Attention RBAC users and Trusted AIX users: This command can perform privileged operations. Only privileged users can run privileged operations. For more information about authorizations and privileges, see Privileged Command Database in AIX Version 7.1 Security. For a list of privileges and the authorizations associated with this command, see the lssecattr command or the getcmdattr subcommand.

Examples

  1. To export all directories in the /etc/exports file, enter: 
    exportfs -a
  2. To export one directory from the /etc/exports file, enter: 
    exportfs /home/notes
    In this example, the /home/notes directory is exported.
    Note: For this command to work, the /home/notes directory must be specified in the /etc/exports file.
  3. To unexport a directory, enter: 
    exportfs -u /home/notes

    In this example, the /home/notes directory is unexported.

  4. To display the name of the directory currently being exported, enter: 
    exportfs -v
  5. To export a directory that is not specified in the /etc/exports file, enter: 
    exportfs -i /home/zeus

    In this example, the /home/zeus directory is exported without restrictions.

  6. To export a directory and give netgroup members permission to access this directory, enter: 
    exportfs access=cowboys:oilers /home/notes -o

    In this example, the /home/notes directory is exported and permits users of cowboys and oilers host machines to have access.

  7. To export a directory with different options from the /etc/exports file, enter: 
    exportfs -i -o root=zorro:silver /directory

    In this example, the /directory directory is exported and allows root user access to zorro and silver host machines, regardless of the access permissions specified in the /etc/exports file.

  8. To export the /common/docs directory with write permissions to clients using Kerberos authentication, but read-only permissions to clients using UNIX authentication, add the following text to the /etc/exports file: 
    /common/docs -sec=krb5,rw,sec=sys,ro

    Then enter exportfs /common/docs to perform the export.

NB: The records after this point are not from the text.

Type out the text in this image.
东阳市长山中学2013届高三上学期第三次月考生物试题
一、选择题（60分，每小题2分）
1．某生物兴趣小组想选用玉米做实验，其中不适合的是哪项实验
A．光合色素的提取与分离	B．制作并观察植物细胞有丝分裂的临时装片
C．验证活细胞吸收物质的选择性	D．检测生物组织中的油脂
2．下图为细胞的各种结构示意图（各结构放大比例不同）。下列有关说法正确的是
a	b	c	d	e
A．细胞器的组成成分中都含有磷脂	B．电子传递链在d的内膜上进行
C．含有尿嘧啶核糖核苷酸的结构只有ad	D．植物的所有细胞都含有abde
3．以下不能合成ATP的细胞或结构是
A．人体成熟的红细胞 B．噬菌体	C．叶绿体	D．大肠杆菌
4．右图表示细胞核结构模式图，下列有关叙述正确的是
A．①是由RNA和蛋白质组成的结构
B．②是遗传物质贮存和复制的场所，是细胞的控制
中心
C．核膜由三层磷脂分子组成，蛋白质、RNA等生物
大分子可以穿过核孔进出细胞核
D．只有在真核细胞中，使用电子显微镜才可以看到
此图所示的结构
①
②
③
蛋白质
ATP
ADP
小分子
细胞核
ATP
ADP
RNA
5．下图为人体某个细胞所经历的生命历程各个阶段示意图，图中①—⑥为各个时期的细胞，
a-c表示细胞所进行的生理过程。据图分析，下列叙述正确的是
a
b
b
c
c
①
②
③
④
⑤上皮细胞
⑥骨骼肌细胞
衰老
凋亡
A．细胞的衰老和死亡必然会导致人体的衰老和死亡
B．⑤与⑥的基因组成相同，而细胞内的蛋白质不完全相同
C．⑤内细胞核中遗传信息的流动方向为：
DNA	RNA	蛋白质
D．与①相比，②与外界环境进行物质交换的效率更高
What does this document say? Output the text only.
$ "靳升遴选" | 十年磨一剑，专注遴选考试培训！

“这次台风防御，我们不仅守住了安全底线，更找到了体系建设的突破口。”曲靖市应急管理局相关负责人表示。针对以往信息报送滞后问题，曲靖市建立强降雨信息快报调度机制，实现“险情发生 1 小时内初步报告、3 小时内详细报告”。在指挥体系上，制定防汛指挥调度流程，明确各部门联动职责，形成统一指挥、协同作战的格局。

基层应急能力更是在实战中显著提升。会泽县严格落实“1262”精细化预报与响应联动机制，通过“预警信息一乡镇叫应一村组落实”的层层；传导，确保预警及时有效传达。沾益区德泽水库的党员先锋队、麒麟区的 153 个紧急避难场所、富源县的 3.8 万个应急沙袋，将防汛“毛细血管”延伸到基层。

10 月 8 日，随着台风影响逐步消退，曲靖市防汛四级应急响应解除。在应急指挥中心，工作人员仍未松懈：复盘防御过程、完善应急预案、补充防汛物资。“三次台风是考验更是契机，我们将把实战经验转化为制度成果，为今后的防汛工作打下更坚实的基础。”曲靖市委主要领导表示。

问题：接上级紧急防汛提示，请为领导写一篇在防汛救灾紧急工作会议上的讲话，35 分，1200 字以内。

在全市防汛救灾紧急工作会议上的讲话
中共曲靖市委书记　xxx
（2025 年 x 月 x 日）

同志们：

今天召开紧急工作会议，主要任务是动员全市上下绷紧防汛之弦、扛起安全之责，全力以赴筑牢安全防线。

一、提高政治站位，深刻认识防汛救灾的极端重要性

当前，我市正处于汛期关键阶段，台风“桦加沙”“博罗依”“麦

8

  9. To create a referral at /usr/info to the /usr/info directory on host infoserver, add the following line to /etc/exports and then export /usr/info: 
    /usr/info -vers=4,refer=/usr/info@infoserver
  10. To specify replicas for the /common/info directory at hosts backup1 and backup2, add the following line to /etc/exports and then export /common/info: 
    /common/info -vers=4,replicas=/common/info@backup1:/common/info@backup2,<other options>
  11. To export the /common/docs directory with both version 3 and version 4, enter the following command: 
    exportfs -V 3:4 /common/docs
  12. To export all of the version 4 entries in the /etc/exports file, enter the following command: 
    exportfs -a -V 4
  13. To unexport the /common/docs directory only for version 3, enter the following command: 
    exportfs -u -V 3 /common/docs
  14. To unexport all of the version 3 entries in the /etc/xtab file, enter the following command: 
    exportfs -ua -V 3
  15. To specify referrals for the /common/docs directory at hosts named s1, s2, and s3 and scatter them fully, add the following line to the /etc/exports file and then export the /common/docs directory: 
    /common/docs -vers=4,refer=/common/docs@s1:/common/docs@s2:/common/docs@s3,scatter=full
  16. To specify replicas for the /common/docs directory at hosts named s1, s2, s3, and s4 and scatter them partially (the first fail over server is s1 for all combinations), add the following line to the /etc/exports file and then export the /common/docs directory: 
    /common/docs -vers=4,noauto,replicas=/common/docs@s1:/common/docs@s2:/common/docs@s3:/common/docs@s4,scatter=partial

Files

Item Description
/etc/exports Lists the directories that the server can export.
/etc/xtab Lists currently exported directories.
/etc/hosts Contains an entry for each host on the network.
/etc/netgroup Contains information about each user group on the network.
/etc/rc.nfs Contains the startup script for the NFS and NIS daemons.